Или вот еще анекдот. Встречаются на улице три еврея… Это моя мама, папа и я, этим летом, перед моим отпуском. Мы только что пообедали («У вас есть рыба? - спросил папаша официанта в дорогом французском ресторане, куда я пригласил их, чтобы продемонстрировать свою респектабельность. — Отлично. Дайте мне кусок, только самый зажаренный.»), и потом я их бесконечно долго провожал, прежде чем посадить в такси. Папаша тут же начал канючить, что я уже пять недель не навещал их в Ньюарке, хотя, как мне казалось, мы эту тему уже обсудили, пока мамаша со своей стороны наставляла официанта знаменитым шепотом в том, чтобы рыба для «нашего большого мальчика» была тщательно прожарена.

— Куда ты теперь уезжаешь? Когда мы тебя снова увидим? — спрашивает он и вроде бы переходит на разговор о семье дочери, с которой они видятся достаточно часто, но и в том случае его все не устраивает. — Ох, этот зять! Он воспитывает детей по каким-то правилам психологической науки, и мне с внуками теперь не поговорить. Чуть что не так — и он готов меня посадить за решетку!

Впрочем, сетует он, она теперь не мисс Портной, а миссис Фейбиш, и дети у нее тоже Фей-биши. А где же его наследники, где маленькие Портные?

Где-где? Всегда при мне! У меня в семенниках, вот где!

— Послушай, — хриплю я, как удавленник, — ты меня видишь? Я что, сейчас не с тобой?

Но папашу уже понесло, он больше не боится подавиться рыбной костью, как в ресторане, его уже не остановить. Он тут же рассказывает про стариков Шмуков, к которым сын с невесткой приезжают каждую пятницу и привозят всех семерых внуков.

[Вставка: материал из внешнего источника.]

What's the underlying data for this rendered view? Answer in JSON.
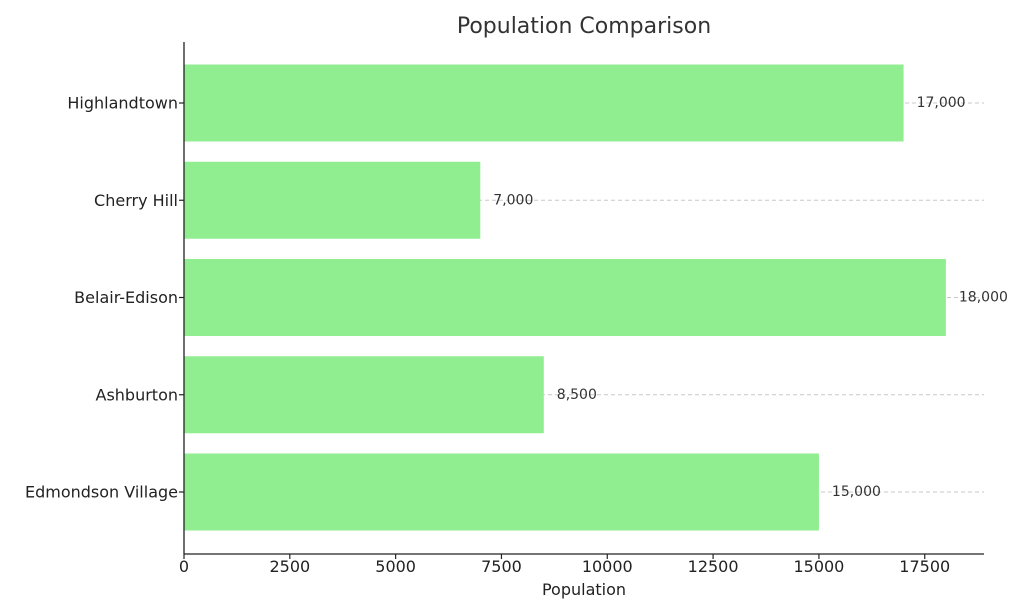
{
  "chart_data": {
    "type": "bar",
    "orientation": "horizontal",
    "title": "Population Comparison",
    "xlabel": "Population",
    "ylabel": "",
    "categories": [
      "Highlandtown",
      "Cherry Hill",
      "Belair-Edison",
      "Ashburton",
      "Edmondson Village"
    ],
    "values": [
      17000,
      7000,
      18000,
      8500,
      15000
    ],
    "value_labels": [
      "17,000",
      "7,000",
      "18,000",
      "8,500",
      "15,000"
    ],
    "xlim": [
      0,
      18900
    ],
    "xticks": [
      0,
      2500,
      5000,
      7500,
      10000,
      12500,
      15000,
      17500
    ],
    "grid": "horizontal-dashed",
    "legend": "none",
    "bar_color": "#90ee90"
  }
}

— Я очень занят! У меня горы дел!

— Ну и что? Ты же находишь время на еду, вот и приезжай по пятницам на обед, часикам к шести!

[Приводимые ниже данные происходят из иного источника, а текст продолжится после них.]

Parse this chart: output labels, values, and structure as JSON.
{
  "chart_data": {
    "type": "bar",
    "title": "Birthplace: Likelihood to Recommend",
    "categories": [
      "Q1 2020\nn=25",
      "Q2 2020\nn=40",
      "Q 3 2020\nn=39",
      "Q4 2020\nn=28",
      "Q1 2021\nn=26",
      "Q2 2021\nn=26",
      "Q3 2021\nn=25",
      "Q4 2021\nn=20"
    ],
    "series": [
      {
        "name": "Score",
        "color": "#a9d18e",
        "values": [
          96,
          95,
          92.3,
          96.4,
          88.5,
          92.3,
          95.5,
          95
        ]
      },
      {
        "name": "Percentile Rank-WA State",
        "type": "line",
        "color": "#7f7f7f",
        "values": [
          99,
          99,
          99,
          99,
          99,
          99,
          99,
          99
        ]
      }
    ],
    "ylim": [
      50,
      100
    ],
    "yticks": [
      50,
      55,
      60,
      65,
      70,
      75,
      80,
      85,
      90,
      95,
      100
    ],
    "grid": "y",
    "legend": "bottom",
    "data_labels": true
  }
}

Софа тоже не упускает возможности отличиться и принимается что-то плести о том, что в детстве ее постоянно поучали и все запрещали, и она знает, как это ребенку обидно.

— Не нужно ему ничего навязывать, Джек. Алекс уже большой мальчик и вправе сам принимать решения. Я ему всегда это говорила, — заявляет она.

Она? Говорила? Она это говорила? Когда? Впрочем, это все мелочи. Над этим нужно посмеиваться, как Сэм Левинсон, и все. Ну, а чем кончилось, я вам все-таки расскажу.

— Поцелуй папу, — шепотом посоветовала мать, когда я запихивал их в такси, и добавила: — Ты же уезжаешь в Европу.

Папаша, конечно, все прекрасно слышит, потому что она специально шепчет, чтобы все ее слышали, и впадает в панику. Целый год он спрашивал, где я проведу будущий отпуск, но его, в конечном счете, надули: сегодня в полночь у меня самолет, а куда, он и понятия не имеет! Ура! Мы сделали это!

— Где ты там будешь?

— Точно не знаю. — А как же ты едешь? Куда ты приедешь? Подожди… — кричит он и начинает тянуться ко мне через мать, но я захлопываю дверцу и чуть не попадаю ему по пальцу. Своему папе, которого я столько раз заставал спящим на унитазе! Он специально поднимался ни свет ни заря, чтобы спокойно, в тишине одному посидеть часок на горшке и уже наконец победить проклятый кишечник.

— Все. Мы сдаемся, — скажут кишки, узнав о таком подвиге, и освободят его от солидной порции содержимого.

Как бы не так! Когда в половине восьмого он соскакивает, то в унитазе плавает одна жалкая кроличья какашка. Через пять минут он уже одет и уже на ходу насыпает себе в рот чернослива, набивает его в карманы.